Slides 21-22: Looking at all of this information, what can we take away from it? One, we do want to recognize the value of the ASME code/National Board capacity certification program. It ultimately is a program that makes the manufacturers and organizations toe the line. They have got to work hard to meet the standard, and the standard has some very tight tolerances that are associated with it. They are there for a reason: this is safety equipment. We want it to be available 100 percent of the time. But that tight margin does give us a little bit of leeway. For example, if we get a valve that opens at four percent above the set pressure, that's not a good thing and we will want the manufacturer to do better than that, but it still is well below the area where potentially we are going to have a problem when that valve goes into service.
 
Many times those test issues cause the organization to tighten up their procedures, and that's typically what we find when people have a problem. They report back on their corrective action. A lot of times it's training. People will look at the service manual and say, “Oh, I adjusted it this way.” They don't understand what those adjustments mean and don't make them properly. Perhaps they have to improve their calibration or setting techniques.
 
To increasing our test capabilities, the National Board Testing Lab has gone through an expansion project. We have up-rated our air testing capabilities specifically.
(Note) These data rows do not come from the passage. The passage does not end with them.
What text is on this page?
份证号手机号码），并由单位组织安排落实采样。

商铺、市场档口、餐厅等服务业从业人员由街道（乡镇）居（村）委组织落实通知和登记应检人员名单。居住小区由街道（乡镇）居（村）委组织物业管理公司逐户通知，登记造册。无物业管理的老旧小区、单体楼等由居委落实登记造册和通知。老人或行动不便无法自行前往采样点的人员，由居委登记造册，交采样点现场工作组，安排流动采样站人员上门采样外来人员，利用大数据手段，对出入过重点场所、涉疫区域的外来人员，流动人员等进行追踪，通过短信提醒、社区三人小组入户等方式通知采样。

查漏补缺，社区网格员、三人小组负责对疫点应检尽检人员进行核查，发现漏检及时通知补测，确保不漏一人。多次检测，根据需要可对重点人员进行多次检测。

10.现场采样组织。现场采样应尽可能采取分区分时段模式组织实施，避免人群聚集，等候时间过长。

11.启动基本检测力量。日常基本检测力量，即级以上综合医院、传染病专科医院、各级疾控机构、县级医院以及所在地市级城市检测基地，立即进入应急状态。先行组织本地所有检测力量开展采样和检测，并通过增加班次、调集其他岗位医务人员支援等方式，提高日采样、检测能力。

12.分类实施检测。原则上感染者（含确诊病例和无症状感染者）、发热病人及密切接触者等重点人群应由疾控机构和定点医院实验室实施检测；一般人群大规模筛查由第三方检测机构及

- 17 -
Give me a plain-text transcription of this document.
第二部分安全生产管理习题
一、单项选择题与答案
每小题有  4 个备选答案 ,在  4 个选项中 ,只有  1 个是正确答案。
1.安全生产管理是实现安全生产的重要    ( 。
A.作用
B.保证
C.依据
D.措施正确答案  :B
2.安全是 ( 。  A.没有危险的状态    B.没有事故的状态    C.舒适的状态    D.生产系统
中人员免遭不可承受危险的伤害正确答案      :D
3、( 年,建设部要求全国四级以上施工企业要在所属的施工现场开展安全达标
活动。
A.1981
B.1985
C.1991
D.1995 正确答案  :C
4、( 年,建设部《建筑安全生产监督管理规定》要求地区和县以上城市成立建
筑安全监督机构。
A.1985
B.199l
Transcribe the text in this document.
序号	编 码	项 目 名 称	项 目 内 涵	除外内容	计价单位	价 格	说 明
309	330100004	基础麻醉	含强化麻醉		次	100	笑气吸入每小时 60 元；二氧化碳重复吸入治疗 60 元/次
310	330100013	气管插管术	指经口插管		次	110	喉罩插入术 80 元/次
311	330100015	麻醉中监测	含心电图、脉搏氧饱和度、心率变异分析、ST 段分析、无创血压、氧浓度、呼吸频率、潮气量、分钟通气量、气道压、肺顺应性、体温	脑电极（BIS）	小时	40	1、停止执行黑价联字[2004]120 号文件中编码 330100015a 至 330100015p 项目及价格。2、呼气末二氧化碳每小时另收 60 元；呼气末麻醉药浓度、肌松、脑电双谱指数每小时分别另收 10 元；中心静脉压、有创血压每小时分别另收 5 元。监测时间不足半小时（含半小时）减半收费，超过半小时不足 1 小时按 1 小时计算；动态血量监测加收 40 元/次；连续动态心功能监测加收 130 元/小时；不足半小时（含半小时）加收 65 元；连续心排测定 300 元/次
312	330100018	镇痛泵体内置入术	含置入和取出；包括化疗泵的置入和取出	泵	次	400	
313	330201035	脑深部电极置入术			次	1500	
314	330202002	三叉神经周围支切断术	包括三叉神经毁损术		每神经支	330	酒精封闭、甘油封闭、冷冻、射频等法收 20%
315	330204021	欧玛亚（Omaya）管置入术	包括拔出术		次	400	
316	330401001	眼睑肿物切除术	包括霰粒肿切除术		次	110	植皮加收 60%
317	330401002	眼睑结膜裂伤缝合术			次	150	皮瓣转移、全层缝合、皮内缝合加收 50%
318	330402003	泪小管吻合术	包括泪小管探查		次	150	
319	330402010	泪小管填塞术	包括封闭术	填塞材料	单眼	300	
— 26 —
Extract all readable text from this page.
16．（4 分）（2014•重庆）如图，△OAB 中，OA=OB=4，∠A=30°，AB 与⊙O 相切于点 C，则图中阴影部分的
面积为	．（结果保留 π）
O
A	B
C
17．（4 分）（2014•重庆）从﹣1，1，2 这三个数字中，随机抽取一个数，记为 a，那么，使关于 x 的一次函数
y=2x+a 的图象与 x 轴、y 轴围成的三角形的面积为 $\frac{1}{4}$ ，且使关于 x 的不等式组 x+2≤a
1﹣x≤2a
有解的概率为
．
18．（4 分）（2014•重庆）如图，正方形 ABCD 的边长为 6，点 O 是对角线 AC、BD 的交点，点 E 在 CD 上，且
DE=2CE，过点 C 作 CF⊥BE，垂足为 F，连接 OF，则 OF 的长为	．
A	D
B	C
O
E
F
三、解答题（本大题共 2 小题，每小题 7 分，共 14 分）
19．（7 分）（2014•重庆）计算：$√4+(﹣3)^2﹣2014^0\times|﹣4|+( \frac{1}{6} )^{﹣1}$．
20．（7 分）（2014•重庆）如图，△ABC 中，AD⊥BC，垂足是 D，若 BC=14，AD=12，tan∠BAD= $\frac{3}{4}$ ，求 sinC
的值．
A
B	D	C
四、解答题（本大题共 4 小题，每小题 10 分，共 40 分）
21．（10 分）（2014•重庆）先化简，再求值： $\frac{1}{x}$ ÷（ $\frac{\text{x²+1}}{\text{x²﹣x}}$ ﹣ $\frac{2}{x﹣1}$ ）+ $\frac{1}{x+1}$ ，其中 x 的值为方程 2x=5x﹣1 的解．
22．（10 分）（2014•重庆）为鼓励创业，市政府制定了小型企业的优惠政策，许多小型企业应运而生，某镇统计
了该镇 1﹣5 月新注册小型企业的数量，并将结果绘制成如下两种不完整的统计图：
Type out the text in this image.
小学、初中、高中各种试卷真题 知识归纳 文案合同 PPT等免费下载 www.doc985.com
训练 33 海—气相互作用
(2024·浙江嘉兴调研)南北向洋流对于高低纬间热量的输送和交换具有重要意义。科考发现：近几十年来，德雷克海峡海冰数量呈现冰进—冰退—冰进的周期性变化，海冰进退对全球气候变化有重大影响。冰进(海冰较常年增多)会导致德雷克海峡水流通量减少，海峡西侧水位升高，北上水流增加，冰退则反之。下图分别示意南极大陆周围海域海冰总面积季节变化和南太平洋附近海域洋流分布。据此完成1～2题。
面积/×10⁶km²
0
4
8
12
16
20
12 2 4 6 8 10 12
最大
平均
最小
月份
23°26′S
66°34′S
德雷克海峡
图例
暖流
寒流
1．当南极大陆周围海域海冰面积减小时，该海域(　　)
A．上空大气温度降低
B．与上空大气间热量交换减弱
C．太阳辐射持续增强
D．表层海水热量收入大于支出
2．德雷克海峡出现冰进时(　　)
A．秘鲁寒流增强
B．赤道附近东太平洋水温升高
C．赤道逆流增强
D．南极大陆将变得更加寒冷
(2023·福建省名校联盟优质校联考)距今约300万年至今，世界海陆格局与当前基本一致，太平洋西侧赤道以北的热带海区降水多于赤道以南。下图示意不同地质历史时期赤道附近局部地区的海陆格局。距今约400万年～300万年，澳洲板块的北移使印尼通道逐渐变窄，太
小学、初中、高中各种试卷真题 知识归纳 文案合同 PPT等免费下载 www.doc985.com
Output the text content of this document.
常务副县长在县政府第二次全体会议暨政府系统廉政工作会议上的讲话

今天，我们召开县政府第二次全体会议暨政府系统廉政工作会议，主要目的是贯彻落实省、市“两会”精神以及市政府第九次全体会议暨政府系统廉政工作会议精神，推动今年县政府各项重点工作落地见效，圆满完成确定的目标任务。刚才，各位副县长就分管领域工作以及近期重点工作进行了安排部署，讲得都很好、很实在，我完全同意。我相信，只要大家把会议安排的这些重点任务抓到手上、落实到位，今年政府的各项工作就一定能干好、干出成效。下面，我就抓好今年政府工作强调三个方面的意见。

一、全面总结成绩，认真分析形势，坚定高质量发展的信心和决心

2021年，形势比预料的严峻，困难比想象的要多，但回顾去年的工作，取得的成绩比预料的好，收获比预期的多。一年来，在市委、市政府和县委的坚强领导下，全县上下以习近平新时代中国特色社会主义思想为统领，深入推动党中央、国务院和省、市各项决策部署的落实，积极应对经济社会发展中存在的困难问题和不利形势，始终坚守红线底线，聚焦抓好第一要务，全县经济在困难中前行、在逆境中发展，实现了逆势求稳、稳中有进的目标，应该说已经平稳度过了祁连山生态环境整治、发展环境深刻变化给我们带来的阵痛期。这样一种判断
I have also gone through some refitting of our steam system trying to improve our test capabilities. You may be hearing more about that over the next year or so.We are quite proud of the work that's been done and we hope to improve what we do.
 
Since we see companies on a very limited basis, users and inspecting agencies can help by providing feedback. Users in particular can give feedback to the suppliers, because they ultimately want their product to work, and if there is a problem, they need to know about it. A relatively new item has a warranty to cover it, so make sure you get a quality replacement product. Go to your regulatory authorities, and if you have questions about a certification issue, come to us at the National Board (that’s our responsibility) and hopefully we can try to resolve the problem and see how we can help the company.
 
And then, finally, the statistics that we are looking at are new equipment going into service. And the one thing that we don't account for in this information, other than the stuff we get from the investigation tests, is now once it goes into service, it's not like wine, it doesn't get better with age. Ultimately we need to inspect it, we need to look at this equipment periodically and make sure that when the inspections are done, they are not just a visual inspection, but we want to know for pressure relief devices, there needs to be testing associated with that to assure the device is working properly.
 
So I want to make sure that those inservice inspections are done. That's what this whole group is all about, and the related standards, the NBIC, give us the information we need to do those inspections better. We then use the data that comes from that inspection to really set up realistic inspection intervals. The NBIC does have some inspection intervals that are specified, but for a lot of the process work, ultimately we say per inspection history.
 
Make sure you have good inspection history to know how often we should be looking at these pressure relief devices. Some industry standards have a ten-year inspection period, which to me is way too long, particularly in a lot of the more aggressive services. You really need to look at the pressure relief devices more often because of the important function that they serve. But this preliminary data gives you an idea of how good a valve is once it goes into service, at least from a new product perspective. However, because of the data quirks, I wouldn't necessarily quote any of this yet and put it into a publication.
 
We are going to keep looking at the information and refine it by taking out those data anomalies. But this gives us some idea of how good the tested equipment is when it actually goes into service.